Just days after her husband was killed in Iraq by a roadside bomb, Laura Youngblood, who was pregnant with their second child, got another piece of sobering news from the Navy: Her mother-in-law, who had been estranged from the family for several years, would be receiving half of her husband’s $400,000 life insurance payment.
Nearly a year later, Mrs. Youngblood, 27, is still trying to persuade the Navy that the military’s accounting department lost her husband’s 2004 insurance form naming her and her son as co-beneficiaries, along with the rest of his pre-deployment paperwork. The only forms the Navy can find are from 2003, listing an old address for her husband, Travis, an incorrect rank and no dependents.
The military paperwork was in such disarray, Mrs. Youngblood said, that her husband went months without combat pay and family separation pay because the defense accounting service did not realize he was in Iraq, where he was detached to a Marine Corps unit.
When the Navy said there was nothing it could do, the Marine Inspector General’s office stepped in to investigate, forwarding findings to the Navy Inspector General’s office. “These were my husband’s dying wishes: to take care of his children,” said Mrs. Youngblood, who has hired a lawyer to help her. “You honor his wishes. That’s his blood money.”

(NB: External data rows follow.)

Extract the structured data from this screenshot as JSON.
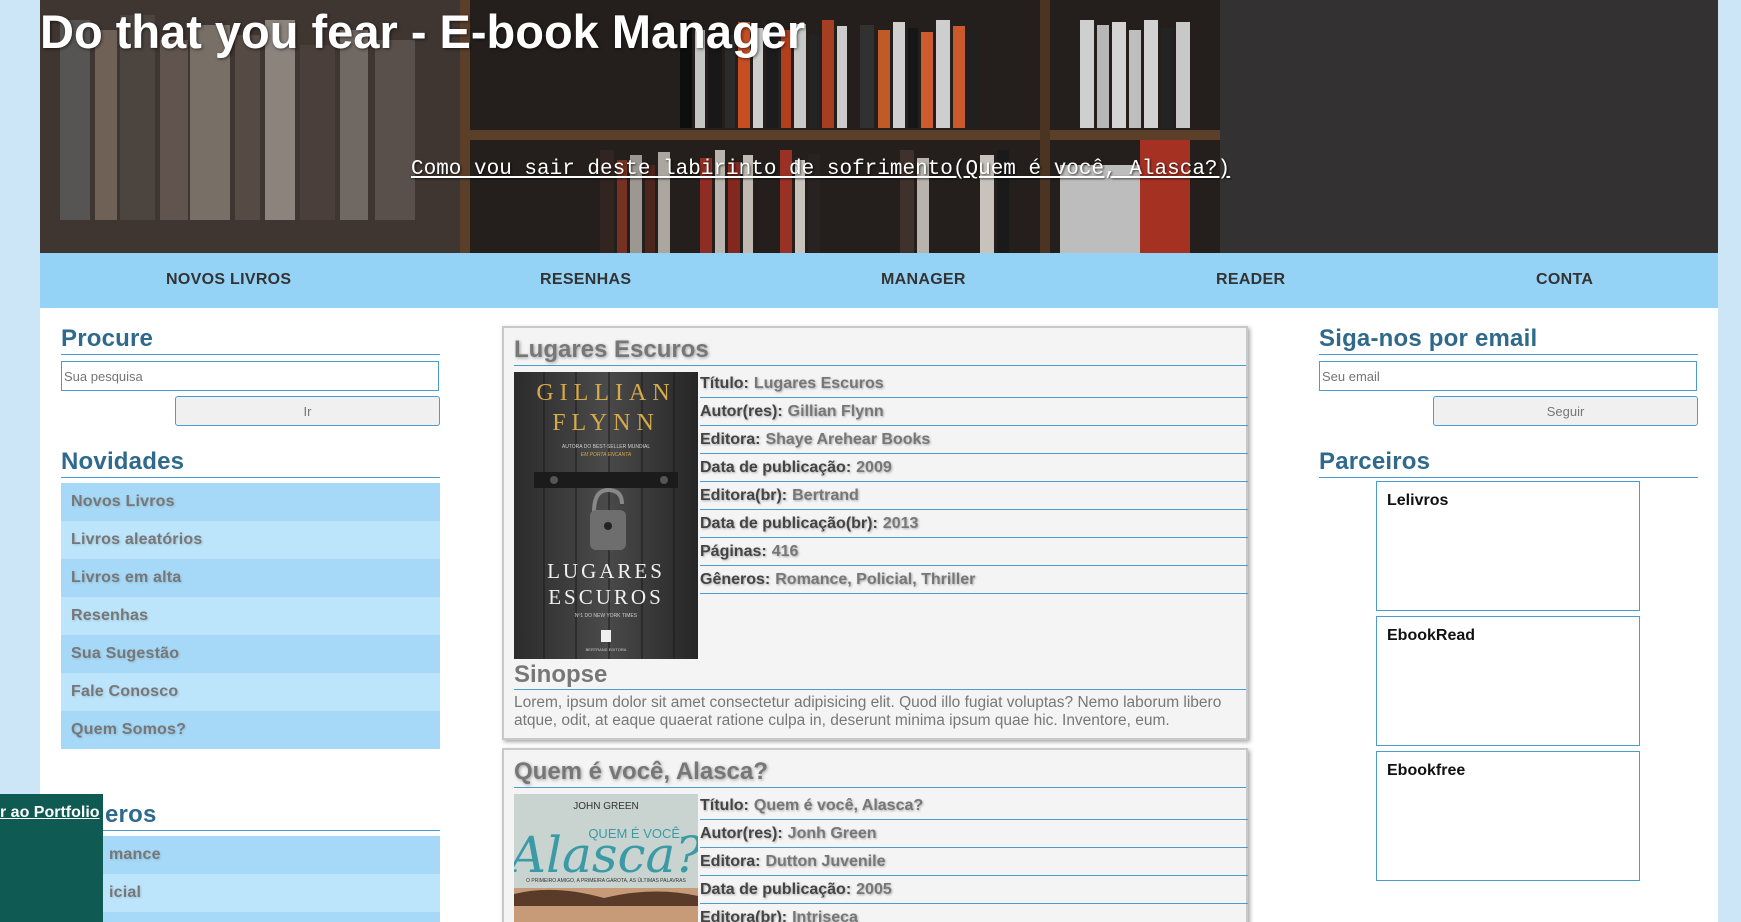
{
  "header": {
    "title": "Do that you fear - E-book Manager",
    "quote": "Como vou sair deste labirinto de sofrimento(Quem é você, Alasca?)"
  },
  "nav": {
    "items": [
      "NOVOS LIVROS",
      "RESENHAS",
      "MANAGER",
      "READER",
      "CONTA"
    ]
  },
  "left": {
    "search_title": "Procure",
    "search_placeholder": "Sua pesquisa",
    "search_button": "Ir",
    "novidades_title": "Novidades",
    "novidades": [
      "Novos Livros",
      "Livros aleatórios",
      "Livros em alta",
      "Resenhas",
      "Sua Sugestão",
      "Fale Conosco",
      "Quem Somos?"
    ],
    "generos_title": "Gêneros",
    "generos_visible_title": "eros",
    "generos": [
      "Romance",
      "Policial"
    ],
    "generos_visible": [
      "mance",
      "icial"
    ]
  },
  "posts": [
    {
      "title": "Lugares Escuros",
      "fields": [
        {
          "k": "Título:",
          "v": "Lugares Escuros"
        },
        {
          "k": "Autor(res):",
          "v": "Gillian Flynn"
        },
        {
          "k": "Editora:",
          "v": "Shaye Arehear Books"
        },
        {
          "k": "Data de publicação:",
          "v": "2009"
        },
        {
          "k": "Editora(br):",
          "v": "Bertrand"
        },
        {
          "k": "Data de publicação(br):",
          "v": "2013"
        },
        {
          "k": "Páginas:",
          "v": "416"
        },
        {
          "k": "Gêneros:",
          "v": "Romance, Policial, Thriller"
        }
      ],
      "cover": {
        "author_line1": "GILLIAN",
        "author_line2": "FLYNN",
        "tagline": "AUTORA DO BEST-SELLER MUNDIAL",
        "tagline2": "EM PORTA ENCANTA",
        "title1": "LUGARES",
        "title2": "ESCUROS",
        "sub": "Nº1 DO NEW YORK TIMES",
        "publisher": "BERTRAND EDITORA"
      },
      "sinopse_title": "Sinopse",
      "sinopse": "Lorem, ipsum dolor sit amet consectetur adipisicing elit. Quod illo fugiat voluptas? Nemo laborum libero atque, odit, at eaque quaerat ratione culpa in, deserunt minima ipsum quae hic. Inventore, eum."
    },
    {
      "title": "Quem é você, Alasca?",
      "fields": [
        {
          "k": "Título:",
          "v": "Quem é você, Alasca?"
        },
        {
          "k": "Autor(res):",
          "v": "Jonh Green"
        },
        {
          "k": "Editora:",
          "v": "Dutton Juvenile"
        },
        {
          "k": "Data de publicação:",
          "v": "2005"
        },
        {
          "k": "Editora(br):",
          "v": "Intriseca"
        }
      ],
      "cover": {
        "author": "JOHN GREEN",
        "title_small": "QUEM É VOCÊ,",
        "title_big": "Alasca?",
        "tagline": "O PRIMEIRO AMIGO, A PRIMEIRA GAROTA, AS ÚLTIMAS PALAVRAS"
      }
    }
  ],
  "right": {
    "email_title": "Siga-nos por email",
    "email_placeholder": "Seu email",
    "email_button": "Seguir",
    "partners_title": "Parceiros",
    "partners": [
      "Lelivros",
      "EbookRead",
      "Ebookfree"
    ]
  },
  "portfolio": {
    "label": "Voltar ao Portfolio",
    "visible_label": "r ao Portfolio"
  }
}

This just makes me want to puke. The bureaucracy being so poor and tangled that only some pre-deployment paperwork is available. Don’t you think that some sort of electronic recordkeeping would help alleviate this mess? Isn’t this a BIT more important than undertaking a massive and illegal data mining project to spy on all Americans’ calls, emails, financial transactions or other activity?

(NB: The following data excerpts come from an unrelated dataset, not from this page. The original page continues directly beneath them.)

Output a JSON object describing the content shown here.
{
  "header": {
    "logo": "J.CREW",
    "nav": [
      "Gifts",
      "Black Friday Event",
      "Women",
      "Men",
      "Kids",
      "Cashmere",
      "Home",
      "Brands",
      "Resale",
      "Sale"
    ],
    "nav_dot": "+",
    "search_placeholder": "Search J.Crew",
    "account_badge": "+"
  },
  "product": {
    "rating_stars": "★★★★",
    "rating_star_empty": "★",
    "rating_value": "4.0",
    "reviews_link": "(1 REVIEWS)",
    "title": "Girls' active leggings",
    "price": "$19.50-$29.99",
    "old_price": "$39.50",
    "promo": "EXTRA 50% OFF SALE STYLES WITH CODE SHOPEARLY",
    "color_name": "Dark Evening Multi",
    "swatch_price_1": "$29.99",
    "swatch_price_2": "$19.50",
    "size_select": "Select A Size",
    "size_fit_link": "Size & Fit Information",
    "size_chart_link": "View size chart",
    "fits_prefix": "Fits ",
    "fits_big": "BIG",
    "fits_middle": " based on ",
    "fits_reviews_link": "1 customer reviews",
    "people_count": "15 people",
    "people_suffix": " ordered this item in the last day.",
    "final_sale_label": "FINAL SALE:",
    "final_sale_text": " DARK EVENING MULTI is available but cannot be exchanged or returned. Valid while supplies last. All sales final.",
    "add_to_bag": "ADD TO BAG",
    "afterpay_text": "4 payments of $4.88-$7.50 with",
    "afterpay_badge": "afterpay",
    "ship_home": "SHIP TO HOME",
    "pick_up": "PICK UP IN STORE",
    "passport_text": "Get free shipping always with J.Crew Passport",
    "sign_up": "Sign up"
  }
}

The laws, as indicated above, are even still arbitrary and contain enough loopholes to make even the biggest lobbyist proud. For example, depending on when a soldier died in action, there is either more or less in money and benefits available to the widow and family. A perfect example of this is Shauna Moore:
Shauna Moore was tending to her newborn, Hannah, on Feb. 21, 2003, when she learned that her husband, Sgt. Benjamin Moore, 25, had been shot during a rifle training exercise at Fort Hood, Tex. Months later, after her grief began to subside, she noticed that she was not entitled to the same retirement benefits as more recent widows with children.
Congress allowed certain widows to sign over to their children their husband’s retirement benefit, sidestepping a steep so-called military widow’s tax. But the law applies only to the widows of service members who died after Nov. 23, 2003. Mrs. Moore is one of an estimated 430 spouses with children who are ineligible.

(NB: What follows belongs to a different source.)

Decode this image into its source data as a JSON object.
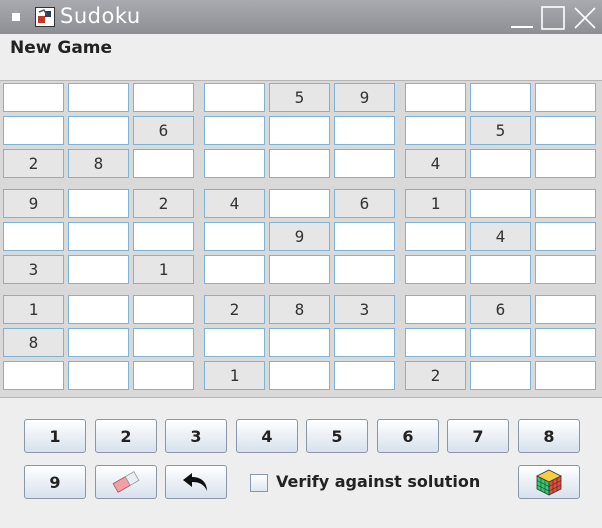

If that option were available to Mrs. Moore, she would collect an extra $10,000 a year until Hannah became an adult.
“It makes a difference, if you are a single mom,” she said.
Um, don’t you think that passing a law that would remove the military widow’s tax is a bit more important than another few billion in cuts in corporate taxes or removing the estate tax? How about having Congress pass something that would actually ease the pain for ALL military widows?
There are more stories in the article, which I strongly urge that you all read. It is too sad to reproduce all of them here (and probably runs afoul of the “fair use” provisions). However, they range from lost insurance, lower death benefit payments, poor health care for families of the fallen soldiers to lack of transition payments for many widows who have children.
This is best summed up with a quote from Dawanna Kimble, whose husband died in Iraq on his 3rd deployment and there were paperwork issues that led to her to pull one of her four children out of private school, take a “dead-end” job and live with her children in a friend’s empty house:
“It has left me frustrated and very bitter,” Mrs. Kimble said. “We have already sacrificed our husbands. Our children are fatherless. For them to struggle financially is another blow.”
So please, tell me again how this is supporting the troops?